XHTEKA-FM

Juchitán de Zaragoza, Oaxaca; Mexico;
- Frequency: 91.7 FM
- Branding: Radio Teka

Programming
- Format: Salsa-Tropical

Ownership
- Owner: CMI Oaxaca; (Bertha Cruz Toledo);
- Sister stations: XHAH-FM

History
- First air date: March 27, 1960
- Call sign meaning: Radio TECA

Technical information
- ERP: 25 kW
- Transmitter coordinates: 16°27′22″N 95°01′46″W﻿ / ﻿16.45611°N 95.02944°W

Links
- Webcast: Listen live
- Website: encuentroradiotv.com

= XHTEKA-FM =

Radio station in Juchitán de Zaragoza, Oaxaca, Mexico

XHTEKA-FM is a radio station on 91.7 FM in Juchitán de Zaragoza, Oaxaca, Mexico.
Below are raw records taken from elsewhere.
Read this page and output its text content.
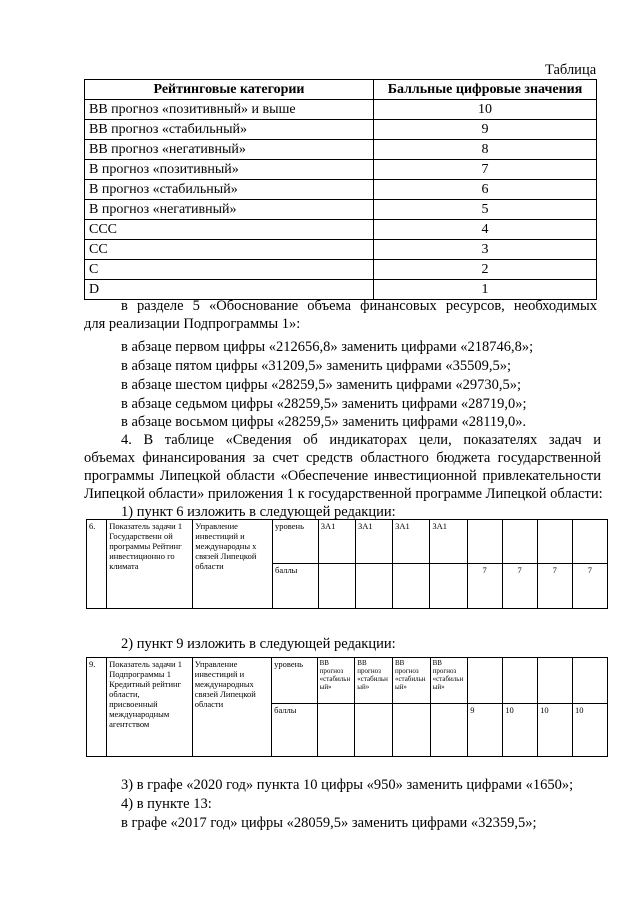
Таблица
Рейтинговые категории	Балльные цифровые значения
ВВ прогноз «позитивный» и выше	10
ВВ прогноз «стабильный»	9
ВВ прогноз «негативный»	8
В прогноз «позитивный»	7
В прогноз «стабильный»	6
В прогноз «негативный»	5
ССС	4
СС	3
С	2
D	1
в разделе 5 «Обоснование объема финансовых ресурсов, необходимых
для реализации Подпрограммы 1»:
в абзаце первом цифры «212656,8» заменить цифрами «218746,8»;
в абзаце пятом цифры «31209,5» заменить цифрами «35509,5»;
в абзаце шестом цифры «28259,5» заменить цифрами «29730,5»;
в абзаце седьмом цифры «28259,5» заменить цифрами «28719,0»;
в абзаце восьмом цифры «28259,5» заменить цифрами «28119,0».
4. В таблице «Сведения об индикаторах цели, показателях задач и
объемах финансирования за счет средств областного бюджета государственной
программы Липецкой области «Обеспечение инвестиционной привлекательности
Липецкой области» приложения 1 к государственной программе Липецкой области:
1) пункт 6 изложить в следующей редакции:
6.	Показатель задачи 1 Государственн ой программы Рейтинг инвестиционно го климата	Управление инвестиций и международны х связей Липецкой области	уровень	3А1	3А1	3А1	3А1				
			баллы					7	7	7	7
2) пункт 9 изложить в следующей редакции:
9.	Показатель задачи 1 Подпрограммы 1 Кредитный рейтинг области, присвоенный международным агентством	Управление инвестиций и международных связей Липецкой области	уровень	ВВ прогноз «стабильн ый»	ВВ прогноз «стабильн ый»	ВВ прогноз «стабильн ый»	ВВ прогноз «стабильн ый»				
			баллы					9	10	10	10
3) в графе «2020 год» пункта 10 цифры «950» заменить цифрами «1650»;
4) в пункте 13:
в графе «2017 год» цифры «28059,5» заменить цифрами «32359,5»;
It is part of CMI, the media company owned by the López Lena family, and known as Radio Teka.

==History==
XECA-AM 1480, based in Ciudad Ixtepec, received its concession on March 19, 1960 and signed on eight days later. It was owned by José Becerra Flores. It was sold to Bertha Cruz Toledo de López Lena in 1982 and moved to 1430 kHz. It moved again to 1030 and to Juchitán, this time as 500-watt XETEKA-AM, in January 1996.

XETEKA received approval to migrate to FM in 2010.